Senin, 14 Mei 2012

Anaku JALANG.... Anaku SAYANG


Sebuah fenomena terwujudnya kasih sayang antara peserta didik dan pendidik yang membimbingnya yang berlangsung searah atau timbal balik, adalah salah satu fenomena contoh dampak positip dari pembelajaran yang melabelkan konstruksi pendidikan berbasis karakter, yang lebih menjamin keberhasilan pembentukan sikap mental Manusia Indonesia seutuhnya di masa mendatang.

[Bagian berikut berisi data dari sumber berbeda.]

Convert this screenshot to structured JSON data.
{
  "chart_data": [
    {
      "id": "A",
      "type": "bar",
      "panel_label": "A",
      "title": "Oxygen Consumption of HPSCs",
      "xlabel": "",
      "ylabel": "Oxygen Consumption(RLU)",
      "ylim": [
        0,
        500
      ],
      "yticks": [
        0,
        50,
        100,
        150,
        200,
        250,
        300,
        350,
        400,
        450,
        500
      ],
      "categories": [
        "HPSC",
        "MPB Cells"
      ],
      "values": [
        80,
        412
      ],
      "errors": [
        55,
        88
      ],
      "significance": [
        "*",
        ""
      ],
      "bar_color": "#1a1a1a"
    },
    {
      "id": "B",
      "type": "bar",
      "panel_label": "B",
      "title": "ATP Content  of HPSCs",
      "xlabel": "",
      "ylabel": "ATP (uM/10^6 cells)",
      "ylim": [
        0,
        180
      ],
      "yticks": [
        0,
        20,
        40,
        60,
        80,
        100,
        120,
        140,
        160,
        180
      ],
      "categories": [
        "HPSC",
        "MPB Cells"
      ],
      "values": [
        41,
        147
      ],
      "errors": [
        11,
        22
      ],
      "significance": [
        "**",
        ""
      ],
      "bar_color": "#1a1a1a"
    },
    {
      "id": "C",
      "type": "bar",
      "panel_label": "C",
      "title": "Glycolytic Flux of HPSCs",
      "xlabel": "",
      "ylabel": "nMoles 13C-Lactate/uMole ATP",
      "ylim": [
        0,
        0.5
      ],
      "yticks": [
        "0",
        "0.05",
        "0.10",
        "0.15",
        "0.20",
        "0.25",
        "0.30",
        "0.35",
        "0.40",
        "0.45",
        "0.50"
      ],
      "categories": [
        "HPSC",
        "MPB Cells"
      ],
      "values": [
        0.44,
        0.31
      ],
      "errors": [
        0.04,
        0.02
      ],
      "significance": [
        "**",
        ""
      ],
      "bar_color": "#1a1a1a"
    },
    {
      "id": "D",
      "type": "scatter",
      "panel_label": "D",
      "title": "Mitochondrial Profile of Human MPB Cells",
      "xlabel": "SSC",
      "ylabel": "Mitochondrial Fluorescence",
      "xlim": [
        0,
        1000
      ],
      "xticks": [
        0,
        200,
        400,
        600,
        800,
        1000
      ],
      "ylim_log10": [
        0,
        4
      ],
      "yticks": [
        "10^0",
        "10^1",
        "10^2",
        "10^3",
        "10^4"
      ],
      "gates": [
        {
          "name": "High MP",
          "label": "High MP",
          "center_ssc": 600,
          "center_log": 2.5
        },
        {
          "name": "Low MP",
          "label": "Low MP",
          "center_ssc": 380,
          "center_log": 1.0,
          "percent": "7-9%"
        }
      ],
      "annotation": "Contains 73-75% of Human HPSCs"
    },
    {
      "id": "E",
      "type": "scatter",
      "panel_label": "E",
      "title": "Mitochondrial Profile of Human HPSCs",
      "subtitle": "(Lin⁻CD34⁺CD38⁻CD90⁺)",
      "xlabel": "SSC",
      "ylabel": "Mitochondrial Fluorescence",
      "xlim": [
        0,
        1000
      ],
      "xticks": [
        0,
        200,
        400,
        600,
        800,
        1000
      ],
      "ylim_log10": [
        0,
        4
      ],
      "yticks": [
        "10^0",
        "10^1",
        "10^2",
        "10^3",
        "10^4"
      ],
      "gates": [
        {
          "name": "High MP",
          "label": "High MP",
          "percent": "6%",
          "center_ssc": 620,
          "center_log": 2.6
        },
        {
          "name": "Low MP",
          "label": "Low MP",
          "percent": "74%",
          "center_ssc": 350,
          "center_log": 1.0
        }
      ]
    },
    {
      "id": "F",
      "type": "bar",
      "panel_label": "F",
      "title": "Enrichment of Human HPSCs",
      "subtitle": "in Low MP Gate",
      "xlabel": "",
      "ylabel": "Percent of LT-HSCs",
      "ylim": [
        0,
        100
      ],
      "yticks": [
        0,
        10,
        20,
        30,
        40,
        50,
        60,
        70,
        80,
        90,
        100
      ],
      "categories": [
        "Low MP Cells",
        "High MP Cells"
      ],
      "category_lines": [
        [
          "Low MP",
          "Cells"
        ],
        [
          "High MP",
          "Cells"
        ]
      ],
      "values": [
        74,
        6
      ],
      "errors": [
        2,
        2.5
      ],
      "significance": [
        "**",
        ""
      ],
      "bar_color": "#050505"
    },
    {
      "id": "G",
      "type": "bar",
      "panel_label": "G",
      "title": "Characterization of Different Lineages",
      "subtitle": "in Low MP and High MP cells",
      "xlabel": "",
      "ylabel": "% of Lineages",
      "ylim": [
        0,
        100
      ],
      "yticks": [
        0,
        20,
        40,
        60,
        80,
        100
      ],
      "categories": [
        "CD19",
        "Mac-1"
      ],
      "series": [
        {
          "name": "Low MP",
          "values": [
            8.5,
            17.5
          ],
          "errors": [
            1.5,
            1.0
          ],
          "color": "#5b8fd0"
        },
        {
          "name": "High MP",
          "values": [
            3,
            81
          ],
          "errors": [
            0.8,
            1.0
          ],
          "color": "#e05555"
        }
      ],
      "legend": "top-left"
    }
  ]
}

Fenomena ini perlu sekali di wujudkan, sehingga dalam skala yang sempit situasi kelas dapat dikondisikan dengan kondusif. Sedangkan dalam skala luas, para siswa yang notabone masih dalam dinamika perkembangan dari mulai anak anak hingga remaja, mampu mengembangkan aspek kognitif, afektif, imajinasi mereka secara leluasa. Sebaliknya bagi seorang pendidik mampu lebih dekat lagi dengan bimbinganya guna mengamati perkembangan karakternya. Mengapa hal ini perlu dikedepankan, sebab Menurut Papalia dan Olds (2001), masa remaja adalah “masa transisi perkembangan” antara masa kanak-kanak dan masa dewasa yang pada umumnya dimulai pada usia 12 atau 13 tahun dan berakhir pada usia akhir belasan tahun atau awal dua puluhan tahun.
Menurut Adams & Gullota (dalam Aaro, 1997), masa remaja meliputi usia antara 11 hingga 20 tahun. Sedangkan Hurlock (1990) membagi masa remaja menjadi masa remaja awal (13 hingga 16 atau 17 tahun) dan masa remaja akhir (16 atau 17 tahun hingga 18 tahun). Masa remaja awal dan akhir dibedakan oleh Hurlock karena pada masa remaja akhir individu telah mencapai “transisi perkembangan” yang lebih mendekati masa dewasa’
Dari banyak pendapat para ahli tersebut di atas, semuanya telah sepakat bahwa anak anak kita yang masih duduk di sekolah menengah sedang mengalami masa transisi perkembangan. Selain itu pada fase tersebut mutlak setiap peserta didik direkomendasikan untuk mendapat bimbingan dari beberapa pihak, termasuk sekolah dengan sistim pembelajaran yang kurikuler. Inilah yang selama ini kita tinggalkan dengan hanya mengedepankan aspek kognitif saja. Padahal kognitif menjadi sama sekali tak berguna apabila aspek karakter tidak mendukung raihan itu.
Dengankentalnya transisi perkembangan yang ada pada remaja tersebut, maka wajar saja bila sebagian dari siswa bersifat jalang/nakal/bandel,  suatu sikap  yang sering kita lihat di skolah di manapun berada. Namun dengan bekal sistim pendidikan yang berbasis karakter justru siswa seperti inilah yang perlu mendapatkan pengawalan psikologis yang lebih ketat dibanding lainnya. Dan jangan ditepiskan pula pengamatan terhadap perilaku belajar siswa dengan tehnik Multiple Intelligences Research (MIR). MIR ini berfungsi untuk mengetahui gaya belajar siswa, sebuah data yang sangat penting yang harus diketahui oleh para guru yang akan mengajar mereka.
Dengan sistim pendidikan seperti ini, maka diharapkan dapat berhasil guna dalam pembentukan generasi yang selain cerdas, juga memiliki kepribadian yang baik. Sehingga diharapkan nantinya generasi tersebut bukan melanggengkan sikap mental anarkis,  hedonisme, mati kepedulian sosialnya, tanpa nasionalisme, curang dan lain sebagainya, seperti yang terjadi dengan perliaku generasi sekarang yang memprihatinan. Sekaligus dalam hal ini kita mampu membuktikan peran strategis dan signifikan dari sebuah sistim pendidiklan nasional. Sehingga tidak sia sia anggaran pendidikan merupakan anggaran terbesar yang dialokasikan pemerintah dalam Rancangan Anggaran Pendapatan dan Belanja Negara (RAPBN) 2010. Anggaran pendidikan memperoleh jatah sebesar Rp 200 triliun.